Por: douradosagora - 21/04/2018 14h44

Ao lado de Cássio, Chaves (E) relata o projeto que tem o objetivo de reduzir a obesidade infantil
Waldemir Barreto/Agência Senado
Ao lado de Cássio, Chaves (E) relata o projeto que tem o objetivo de reduzir a obesidade infantil
Waldemir Barreto/Agência Senado

Os currículos dos ensinos fundamental e médio deverão incluir o assunto educação alimentar e nutricional nas disciplinas de ciências e biologia, respectivamente.

É o que estabelece o Projeto de Lei da Câmara (PLC) 102/2017, aprovado no Plenário do Senado na terça-feira (17).

O texto foi aprovado na forma de substitutivo do senador Pedro Chaves (PRB-MS). Por entender que a legislação não permite que um mesmo assunto seja disciplinado por mais de uma lei, ele transformou o projeto em um artigo a ser incluído no corpo da Lei de Diretrizes e Bases da Educação Nacional (Lei 9.394/1996), que trata do currículo da educação básica.

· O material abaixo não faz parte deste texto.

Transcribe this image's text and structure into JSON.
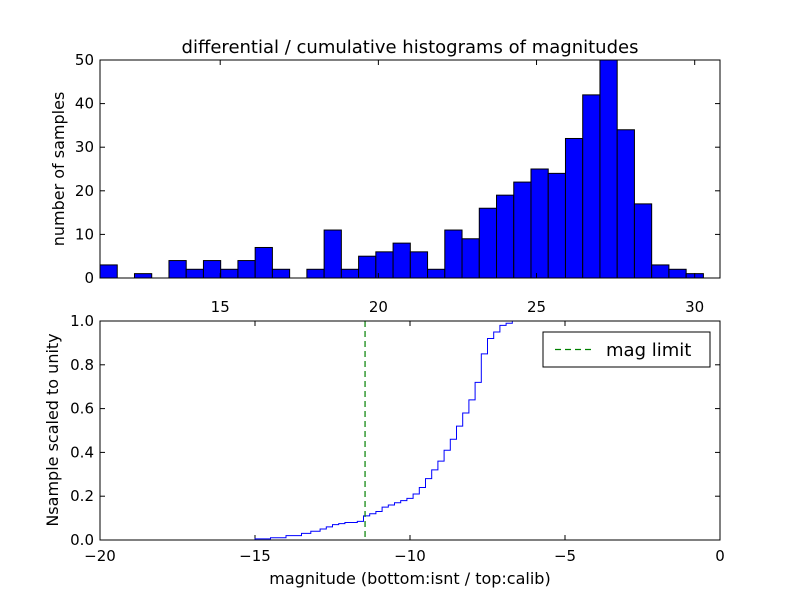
{
  "chart_data": [
    {
      "type": "bar",
      "title": "differential / cumulative histograms of magnitudes",
      "xlabel": "",
      "ylabel": "number of samples",
      "xlim": [
        11.2,
        30.8
      ],
      "ylim": [
        0,
        50
      ],
      "xticks": [
        "15",
        "20",
        "25",
        "30"
      ],
      "xtick_values": [
        15,
        20,
        25,
        30
      ],
      "yticks": [
        "0",
        "10",
        "20",
        "30",
        "40",
        "50"
      ],
      "ytick_values": [
        0,
        10,
        20,
        30,
        40,
        50
      ],
      "xaxis_position": "top",
      "bin_start": 11.2,
      "bin_width": 0.545,
      "values": [
        3,
        0,
        1,
        0,
        4,
        2,
        4,
        2,
        4,
        7,
        2,
        0,
        2,
        11,
        2,
        5,
        6,
        8,
        6,
        2,
        11,
        9,
        16,
        19,
        22,
        25,
        24,
        32,
        42,
        50,
        34,
        17,
        3,
        2,
        1
      ],
      "bar_color": "#0000ff"
    },
    {
      "type": "line",
      "title": "",
      "xlabel": "magnitude (bottom:isnt / top:calib)",
      "ylabel": "Nsample scaled to unity",
      "xlim": [
        -20,
        0
      ],
      "ylim": [
        0,
        1
      ],
      "xticks": [
        "−20",
        "−15",
        "−10",
        "−5",
        "0"
      ],
      "xtick_values": [
        -20,
        -15,
        -10,
        -5,
        0
      ],
      "yticks": [
        "0.0",
        "0.2",
        "0.4",
        "0.6",
        "0.8",
        "1.0"
      ],
      "ytick_values": [
        0,
        0.2,
        0.4,
        0.6,
        0.8,
        1.0
      ],
      "legend_placement": "top-right",
      "series": [
        {
          "name": "",
          "style": "step",
          "color": "#0000ff",
          "x": [
            -20,
            -15,
            -14.5,
            -14,
            -13.5,
            -13.2,
            -12.9,
            -12.7,
            -12.5,
            -12.3,
            -12.1,
            -11.9,
            -11.7,
            -11.5,
            -11.3,
            -11.1,
            -10.9,
            -10.7,
            -10.5,
            -10.3,
            -10.1,
            -9.9,
            -9.7,
            -9.5,
            -9.3,
            -9.1,
            -8.9,
            -8.7,
            -8.5,
            -8.3,
            -8.1,
            -7.9,
            -7.7,
            -7.5,
            -7.3,
            -7.1,
            -6.9,
            -6.7,
            -6.5,
            -6.2,
            0
          ],
          "y": [
            0.0,
            0.005,
            0.01,
            0.02,
            0.03,
            0.04,
            0.05,
            0.06,
            0.07,
            0.075,
            0.08,
            0.08,
            0.085,
            0.11,
            0.12,
            0.13,
            0.15,
            0.16,
            0.17,
            0.18,
            0.19,
            0.21,
            0.24,
            0.28,
            0.32,
            0.36,
            0.41,
            0.46,
            0.52,
            0.58,
            0.64,
            0.72,
            0.85,
            0.92,
            0.95,
            0.98,
            0.99,
            1.0,
            1.0,
            1.0,
            1.0
          ]
        },
        {
          "name": "mag limit",
          "style": "vline-dashed",
          "color": "#008000",
          "x_value": -11.45
        }
      ]
    }
  ]
}
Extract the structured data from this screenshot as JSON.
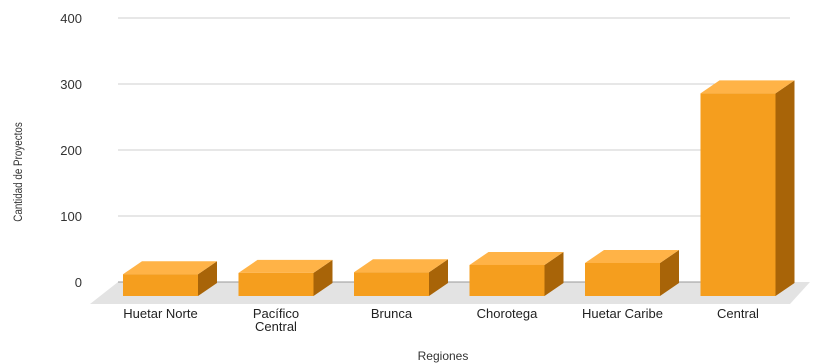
{
  "chart_data": {
    "type": "bar",
    "title": "",
    "xlabel": "Regiones",
    "ylabel": "Cantidad de Proyectos",
    "categories": [
      [
        "Huetar Norte"
      ],
      [
        "Pacífico",
        "Central"
      ],
      [
        "Brunca"
      ],
      [
        "Chorotega"
      ],
      [
        "Huetar Caribe"
      ],
      [
        "Central"
      ]
    ],
    "values": [
      33,
      35,
      36,
      47,
      50,
      307
    ],
    "ylim": [
      0,
      400
    ],
    "yticks": [
      "0",
      "100",
      "200",
      "300",
      "400"
    ],
    "grid": true,
    "legend": "none",
    "colors": {
      "bar_front": "#F59E1E",
      "bar_top": "#FFB347",
      "bar_side": "#A86408",
      "floor": "#E3E3E3",
      "grid": "#CFCFCF"
    }
  }
}
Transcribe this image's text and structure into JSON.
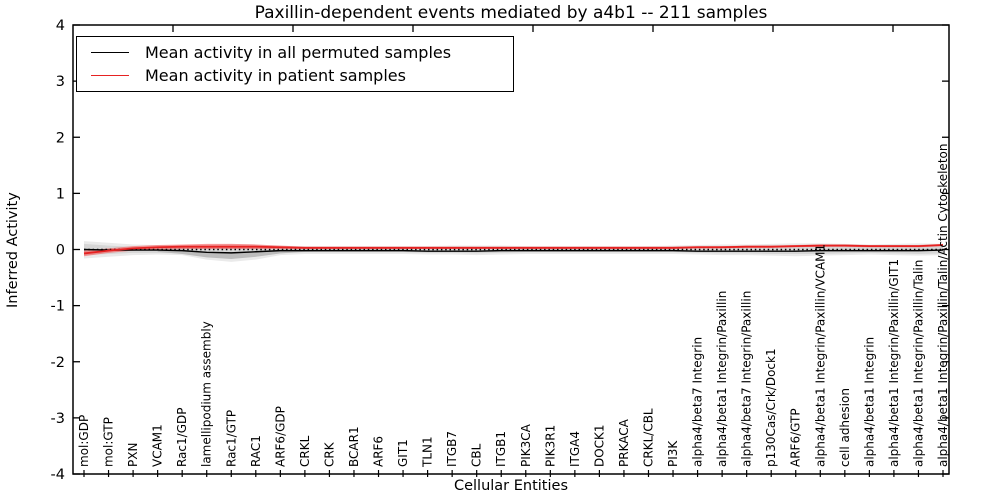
{
  "title": "Paxillin-dependent events mediated by a4b1 -- 211 samples",
  "axes": {
    "ylabel": "Inferred Activity",
    "xlabel": "Cellular Entities",
    "ytick_labels": [
      "4",
      "3",
      "2",
      "1",
      "0",
      "-1",
      "-2",
      "-3",
      "-4"
    ],
    "ytick_values": [
      4,
      3,
      2,
      1,
      0,
      -1,
      -2,
      -3,
      -4
    ]
  },
  "legend": {
    "items": [
      {
        "label": "Mean activity in all permuted samples",
        "color": "#000000"
      },
      {
        "label": "Mean activity in patient samples",
        "color": "#e62222"
      }
    ]
  },
  "chart_data": {
    "type": "line",
    "title": "Paxillin-dependent events mediated by a4b1 -- 211 samples",
    "xlabel": "Cellular Entities",
    "ylabel": "Inferred Activity",
    "ylim": [
      -4,
      4
    ],
    "grid": false,
    "legend_position": "upper left",
    "categories": [
      "mol:GDP",
      "mol:GTP",
      "PXN",
      "VCAM1",
      "Rac1/GDP",
      "lamellipodium assembly",
      "Rac1/GTP",
      "RAC1",
      "ARF6/GDP",
      "CRKL",
      "CRK",
      "BCAR1",
      "ARF6",
      "GIT1",
      "TLN1",
      "ITGB7",
      "CBL",
      "ITGB1",
      "PIK3CA",
      "PIK3R1",
      "ITGA4",
      "DOCK1",
      "PRKACA",
      "CRKL/CBL",
      "PI3K",
      "alpha4/beta7 Integrin",
      "alpha4/beta1 Integrin/Paxillin",
      "alpha4/beta7 Integrin/Paxillin",
      "p130Cas/Crk/Dock1",
      "ARF6/GTP",
      "alpha4/beta1 Integrin/Paxillin/VCAM1",
      "cell adhesion",
      "alpha4/beta1 Integrin",
      "alpha4/beta1 Integrin/Paxillin/GIT1",
      "alpha4/beta1 Integrin/Paxillin/Talin",
      "alpha4/beta1 Integrin/Paxillin/Talin/Actin Cytoskeleton"
    ],
    "series": [
      {
        "name": "zero-reference-line",
        "color": "#000000",
        "style": "dotted",
        "width": 1.4,
        "values": [
          0,
          0,
          0,
          0,
          0,
          0,
          0,
          0,
          0,
          0,
          0,
          0,
          0,
          0,
          0,
          0,
          0,
          0,
          0,
          0,
          0,
          0,
          0,
          0,
          0,
          0,
          0,
          0,
          0,
          0,
          0,
          0,
          0,
          0,
          0,
          0
        ]
      },
      {
        "name": "Mean activity in all permuted samples",
        "color": "#000000",
        "style": "solid",
        "width": 1.4,
        "values": [
          0.0,
          -0.01,
          -0.01,
          -0.01,
          -0.02,
          -0.05,
          -0.06,
          -0.04,
          -0.02,
          -0.02,
          -0.02,
          -0.02,
          -0.02,
          -0.02,
          -0.03,
          -0.03,
          -0.03,
          -0.02,
          -0.02,
          -0.02,
          -0.02,
          -0.02,
          -0.02,
          -0.02,
          -0.02,
          -0.03,
          -0.03,
          -0.03,
          -0.03,
          -0.03,
          -0.02,
          -0.02,
          -0.02,
          -0.02,
          -0.02,
          -0.01
        ]
      },
      {
        "name": "Mean activity in patient samples",
        "color": "#e62222",
        "style": "solid",
        "width": 1.8,
        "values": [
          -0.07,
          -0.02,
          0.02,
          0.04,
          0.05,
          0.05,
          0.05,
          0.05,
          0.04,
          0.03,
          0.03,
          0.03,
          0.03,
          0.03,
          0.03,
          0.03,
          0.03,
          0.03,
          0.03,
          0.03,
          0.03,
          0.03,
          0.03,
          0.03,
          0.03,
          0.04,
          0.04,
          0.05,
          0.05,
          0.06,
          0.07,
          0.07,
          0.06,
          0.06,
          0.06,
          0.08
        ]
      }
    ],
    "bands": [
      {
        "name": "permuted-range-outer",
        "color": "#eaeaea",
        "upper": [
          0.15,
          0.12,
          0.09,
          0.08,
          0.08,
          0.09,
          0.1,
          0.09,
          0.07,
          0.06,
          0.06,
          0.06,
          0.06,
          0.06,
          0.06,
          0.07,
          0.07,
          0.07,
          0.06,
          0.06,
          0.06,
          0.06,
          0.06,
          0.06,
          0.07,
          0.08,
          0.09,
          0.09,
          0.1,
          0.11,
          0.11,
          0.1,
          0.09,
          0.1,
          0.11,
          0.1
        ],
        "lower": [
          -0.16,
          -0.13,
          -0.1,
          -0.09,
          -0.1,
          -0.18,
          -0.22,
          -0.18,
          -0.1,
          -0.08,
          -0.08,
          -0.08,
          -0.08,
          -0.08,
          -0.09,
          -0.09,
          -0.1,
          -0.09,
          -0.08,
          -0.08,
          -0.08,
          -0.08,
          -0.08,
          -0.08,
          -0.08,
          -0.09,
          -0.1,
          -0.1,
          -0.11,
          -0.12,
          -0.11,
          -0.1,
          -0.09,
          -0.1,
          -0.11,
          -0.1
        ]
      },
      {
        "name": "permuted-sd-inner",
        "color": "#d6d6d6",
        "upper": [
          0.1,
          0.07,
          0.05,
          0.05,
          0.05,
          0.06,
          0.06,
          0.06,
          0.05,
          0.04,
          0.04,
          0.04,
          0.04,
          0.04,
          0.04,
          0.05,
          0.05,
          0.05,
          0.04,
          0.04,
          0.04,
          0.04,
          0.04,
          0.04,
          0.05,
          0.05,
          0.06,
          0.06,
          0.07,
          0.07,
          0.07,
          0.07,
          0.06,
          0.07,
          0.07,
          0.07
        ],
        "lower": [
          -0.1,
          -0.08,
          -0.06,
          -0.06,
          -0.07,
          -0.13,
          -0.16,
          -0.13,
          -0.07,
          -0.05,
          -0.05,
          -0.05,
          -0.05,
          -0.05,
          -0.06,
          -0.06,
          -0.07,
          -0.06,
          -0.05,
          -0.05,
          -0.05,
          -0.05,
          -0.05,
          -0.05,
          -0.05,
          -0.06,
          -0.07,
          -0.07,
          -0.08,
          -0.08,
          -0.08,
          -0.07,
          -0.06,
          -0.07,
          -0.08,
          -0.07
        ]
      },
      {
        "name": "permuted-dense-dip",
        "color": "#bcbcbc",
        "start": 3,
        "upper": [
          -0.02,
          -0.03,
          -0.05,
          -0.06,
          -0.04,
          -0.03,
          -0.02,
          -0.02
        ],
        "lower": [
          -0.04,
          -0.08,
          -0.14,
          -0.17,
          -0.13,
          -0.07,
          -0.04,
          -0.03
        ]
      },
      {
        "name": "patient-sd-band",
        "color": "rgba(255,45,45,0.45)",
        "upper": [
          -0.02,
          0.02,
          0.06,
          0.08,
          0.09,
          0.1,
          0.1,
          0.09,
          0.07,
          0.05,
          0.05,
          0.05,
          0.05,
          0.05,
          0.05,
          0.05,
          0.05,
          0.05,
          0.05,
          0.05,
          0.05,
          0.05,
          0.05,
          0.05,
          0.05,
          0.06,
          0.06,
          0.07,
          0.07,
          0.08,
          0.09,
          0.09,
          0.08,
          0.08,
          0.08,
          0.1
        ],
        "lower": [
          -0.12,
          -0.06,
          -0.02,
          0.0,
          0.01,
          0.01,
          0.01,
          0.01,
          0.01,
          0.01,
          0.01,
          0.01,
          0.01,
          0.01,
          0.01,
          0.01,
          0.01,
          0.01,
          0.01,
          0.01,
          0.01,
          0.01,
          0.01,
          0.01,
          0.01,
          0.02,
          0.02,
          0.03,
          0.03,
          0.04,
          0.05,
          0.05,
          0.04,
          0.04,
          0.04,
          0.06
        ]
      }
    ]
  }
}
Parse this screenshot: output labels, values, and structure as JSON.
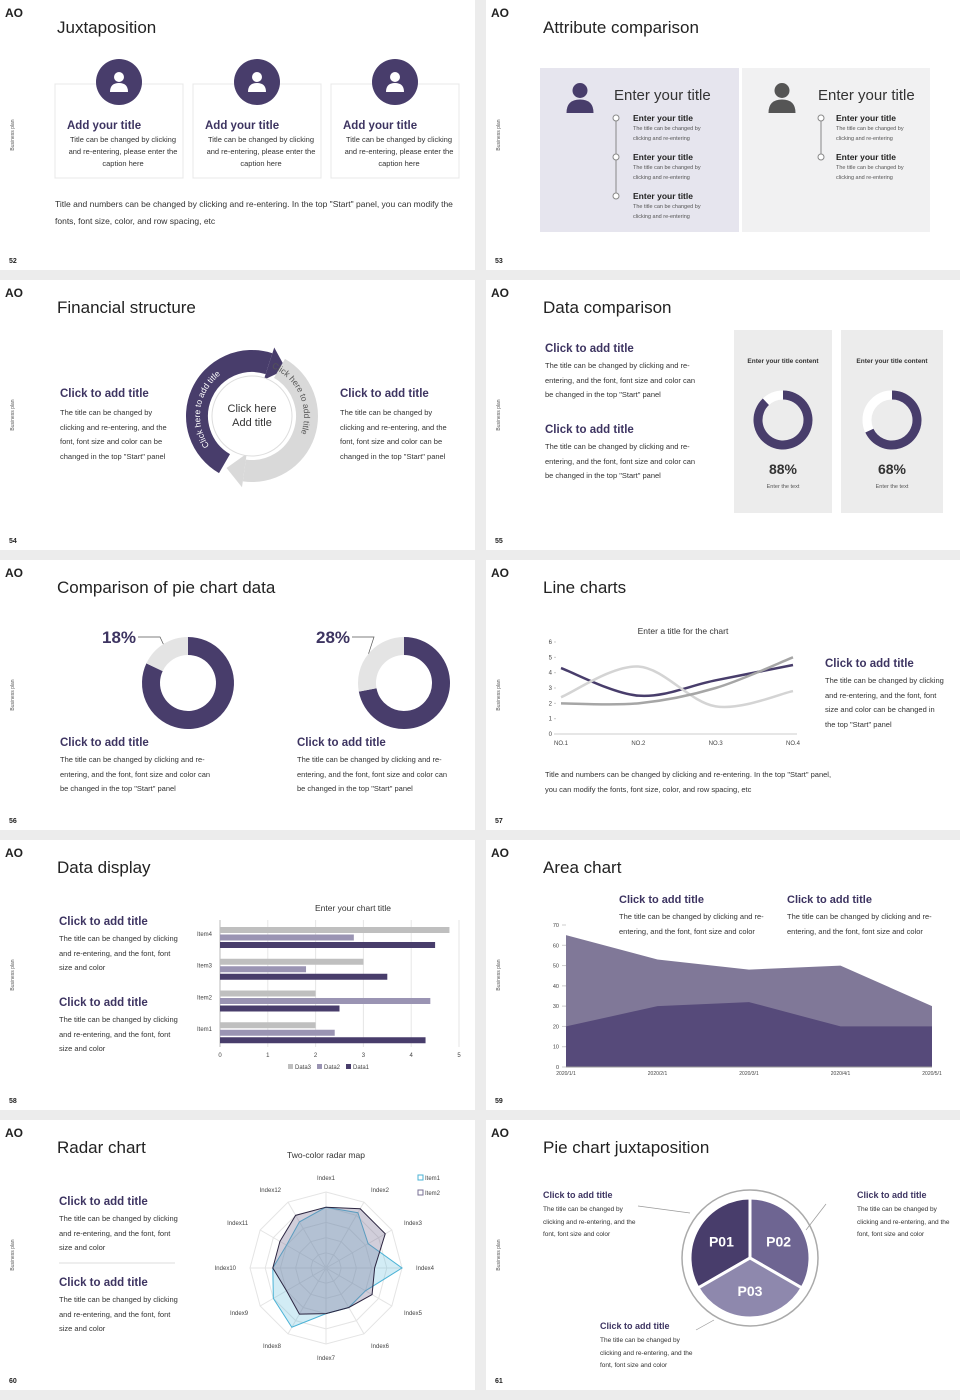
{
  "logo": "AO",
  "side_label": "Business plan",
  "slides": [
    {
      "page": "52",
      "title": "Juxtaposition",
      "cards": [
        {
          "title": "Add your title",
          "text": "Title can be changed by clicking and re-entering, please enter the caption here"
        },
        {
          "title": "Add your title",
          "text": "Title can be changed by clicking and re-entering, please enter the caption here"
        },
        {
          "title": "Add your title",
          "text": "Title can be changed by clicking and re-entering, please enter the caption here"
        }
      ],
      "note": "Title and numbers can be changed by clicking and re-entering. In the top \"Start\" panel, you can modify the fonts, font size, color, and row spacing, etc"
    },
    {
      "page": "53",
      "title": "Attribute comparison",
      "panels": [
        {
          "heading": "Enter your title",
          "items": [
            {
              "title": "Enter your title",
              "text": "The title can be changed by clicking and re-entering"
            },
            {
              "title": "Enter your title",
              "text": "The title can be changed by clicking and re-entering"
            },
            {
              "title": "Enter your title",
              "text": "The title can be changed by clicking and re-entering"
            }
          ]
        },
        {
          "heading": "Enter your title",
          "items": [
            {
              "title": "Enter your title",
              "text": "The title can be changed by clicking and re-entering"
            },
            {
              "title": "Enter your title",
              "text": "The title can be changed by clicking and re-entering"
            }
          ]
        }
      ]
    },
    {
      "page": "54",
      "title": "Financial structure",
      "left": {
        "title": "Click to add title",
        "text": "The title can be changed by clicking and re-entering, and the font, font size and color can be changed in the top \"Start\" panel"
      },
      "right": {
        "title": "Click to add title",
        "text": "The title can be changed by clicking and re-entering, and the font, font size and color can be changed in the top \"Start\" panel"
      },
      "center": "Click here Add title",
      "arc_labels": [
        "Click here to add title",
        "Click here to add title"
      ]
    },
    {
      "page": "55",
      "title": "Data comparison",
      "items": [
        {
          "title": "Click to add title",
          "text": "The title can be changed by clicking and re-entering, and the font, font size and color can be changed in the top \"Start\" panel"
        },
        {
          "title": "Click to add title",
          "text": "The title can be changed by clicking and re-entering, and the font, font size and color can be changed in the top \"Start\" panel"
        }
      ],
      "cards": [
        {
          "heading": "Enter your title content",
          "value": 88,
          "value_label": "88%",
          "caption": "Enter the text",
          "color": "#483d6b"
        },
        {
          "heading": "Enter your title content",
          "value": 68,
          "value_label": "68%",
          "caption": "Enter the text",
          "color": "#483d6b"
        }
      ]
    },
    {
      "page": "56",
      "title": "Comparison of pie chart data",
      "charts": [
        {
          "value": 18,
          "value_label": "18%",
          "color": "#e4e4e4",
          "rest_color": "#483d6b",
          "title": "Click to add title",
          "text": "The title can be changed by clicking and re-entering, and the font, font size and color can be changed in the top \"Start\" panel"
        },
        {
          "value": 28,
          "value_label": "28%",
          "color": "#e4e4e4",
          "rest_color": "#483d6b",
          "title": "Click to add title",
          "text": "The title can be changed by clicking and re-entering, and the font, font size and color can be changed in the top \"Start\" panel"
        }
      ]
    },
    {
      "page": "57",
      "title": "Line charts",
      "chart": {
        "type": "line",
        "title": "Enter a title for the chart",
        "categories": [
          "NO.1",
          "NO.2",
          "NO.3",
          "NO.4"
        ],
        "ylim": [
          0,
          6
        ],
        "yticks": [
          0,
          1,
          2,
          3,
          4,
          5,
          6
        ],
        "series": [
          {
            "color": "#483d6b",
            "values": [
              4.3,
              2.5,
              3.5,
              4.5
            ]
          },
          {
            "color": "#d4d4d4",
            "values": [
              2.4,
              4.4,
              1.8,
              2.8
            ]
          },
          {
            "color": "#a6a6a6",
            "values": [
              2,
              2,
              3,
              5
            ]
          }
        ]
      },
      "side": {
        "title": "Click to add title",
        "text": "The title can be changed by clicking and re-entering, and the font, font size and color can be changed in the top \"Start\" panel"
      },
      "note": "Title and numbers can be changed by clicking and re-entering. In the top \"Start\" panel, you can modify the fonts, font size, color, and row spacing, etc"
    },
    {
      "page": "58",
      "title": "Data display",
      "items": [
        {
          "title": "Click to add title",
          "text": "The title can be changed by clicking and re-entering, and the font, font size and color"
        },
        {
          "title": "Click to add title",
          "text": "The title can be changed by clicking and re-entering, and the font, font size and color"
        }
      ],
      "chart": {
        "type": "bar",
        "title": "Enter your chart title",
        "categories": [
          "Item1",
          "Item2",
          "Item3",
          "Item4"
        ],
        "xlim": [
          0,
          5
        ],
        "xticks": [
          0,
          1,
          2,
          3,
          4,
          5
        ],
        "grid": true,
        "series": [
          {
            "name": "Data3",
            "color": "#bfbfbf",
            "values": [
              2,
              2,
              3,
              4.8
            ]
          },
          {
            "name": "Data2",
            "color": "#9a94b3",
            "values": [
              2.4,
              4.4,
              1.8,
              2.8
            ]
          },
          {
            "name": "Data1",
            "color": "#483d6b",
            "values": [
              4.3,
              2.5,
              3.5,
              4.5
            ]
          }
        ]
      }
    },
    {
      "page": "59",
      "title": "Area chart",
      "items": [
        {
          "title": "Click to add title",
          "text": "The title can be changed by clicking and re-entering, and the font, font size and color"
        },
        {
          "title": "Click to add title",
          "text": "The title can be changed by clicking and re-entering, and the font, font size and color"
        }
      ],
      "chart": {
        "type": "area",
        "categories": [
          "2020/1/1",
          "2020/2/1",
          "2020/3/1",
          "2020/4/1",
          "2020/5/1"
        ],
        "ylim": [
          0,
          70
        ],
        "yticks": [
          0,
          10,
          20,
          30,
          40,
          50,
          60,
          70
        ],
        "series": [
          {
            "color": "#807898",
            "values": [
              65,
              53,
              48,
              50,
              30
            ]
          },
          {
            "color": "#564a7a",
            "values": [
              20,
              30,
              32,
              20,
              20
            ]
          }
        ]
      }
    },
    {
      "page": "60",
      "title": "Radar chart",
      "items": [
        {
          "title": "Click to add title",
          "text": "The title can be changed by clicking and re-entering, and the font, font size and color"
        },
        {
          "title": "Click to add title",
          "text": "The title can be changed by clicking and re-entering, and the font, font size and color"
        }
      ],
      "chart": {
        "type": "radar",
        "title": "Two-color radar map",
        "categories": [
          "Index1",
          "Index2",
          "Index3",
          "Index4",
          "Index5",
          "Index6",
          "Index7",
          "Index8",
          "Index9",
          "Index10",
          "Index11",
          "Index12"
        ],
        "rlim": [
          0,
          5
        ],
        "series": [
          {
            "name": "Item1",
            "color": "#4bb3d6",
            "values": [
              4,
              4.2,
              3.2,
              5,
              3,
              3,
              3,
              4.5,
              4,
              3.5,
              3,
              3.5
            ]
          },
          {
            "name": "Item2",
            "color": "#7a7296",
            "values": [
              4,
              4.5,
              4.5,
              3.2,
              3.5,
              3,
              3,
              3.5,
              3,
              3.5,
              3.5,
              4
            ]
          }
        ]
      }
    },
    {
      "page": "61",
      "title": "Pie chart juxtaposition",
      "segments": [
        "P01",
        "P02",
        "P03"
      ],
      "items": [
        {
          "title": "Click to add title",
          "text": "The title can be changed by clicking and re-entering, and the font, font size and color"
        },
        {
          "title": "Click to add title",
          "text": "The title can be changed by clicking and re-entering, and the font, font size and color"
        },
        {
          "title": "Click to add title",
          "text": "The title can be changed by clicking and re-entering, and the font, font size and color"
        }
      ]
    }
  ]
}
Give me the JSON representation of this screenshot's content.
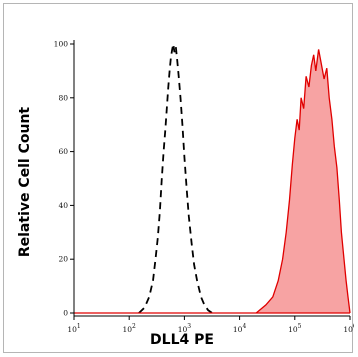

A intenção do autor do projeto, deputado Lobbe Neto (PSDB-SP), é reduzir a obesidade infantil, além de assegurar informações sobre alimentação saudável aos cidadãos desde novos. Para Pedro Chaves, o tema é de grande importância nos tempos atuais, em que adultos com pouca formação ou com hábitos alimentares inadequados terminam por reforçar o interesse de crianças e adolescentes por uma dieta pouco nutritiva.

A senadora Marta Suplicy (PMDB-SP) elogiou a iniciativa e disse esperar uma mudança de hábitos por meio da educação na escola, que possa levar também à escolha de uma alimentação mais nutritiva para toda a família.

As novas regras entram em vigor 180 dias depois da sanção do projeto.

Currículo

São disciplinas obrigatórias do ensino básico: português, matemática, "conhecimento do mundo físico e natural e da realidade social e política, especialmente do Brasil" (ciências e estudos sociais), além de arte e educação física.

Entre os conteúdos transversais previstos, estão: direitos humanos e prevenção à violência contra crianças e adolescentes, estudo da história e cultura afro-brasileira e indígena. A partir do sexto ano do ensino fundamental é ofertada a língua inglesa.

Os currículos têm uma base nacional comum, que é complementada por uma parte diversificada, de acordo com características regionais e locais.

Como foi alterado no Senado, o projeto volta para análise da Câmara dos Deputados.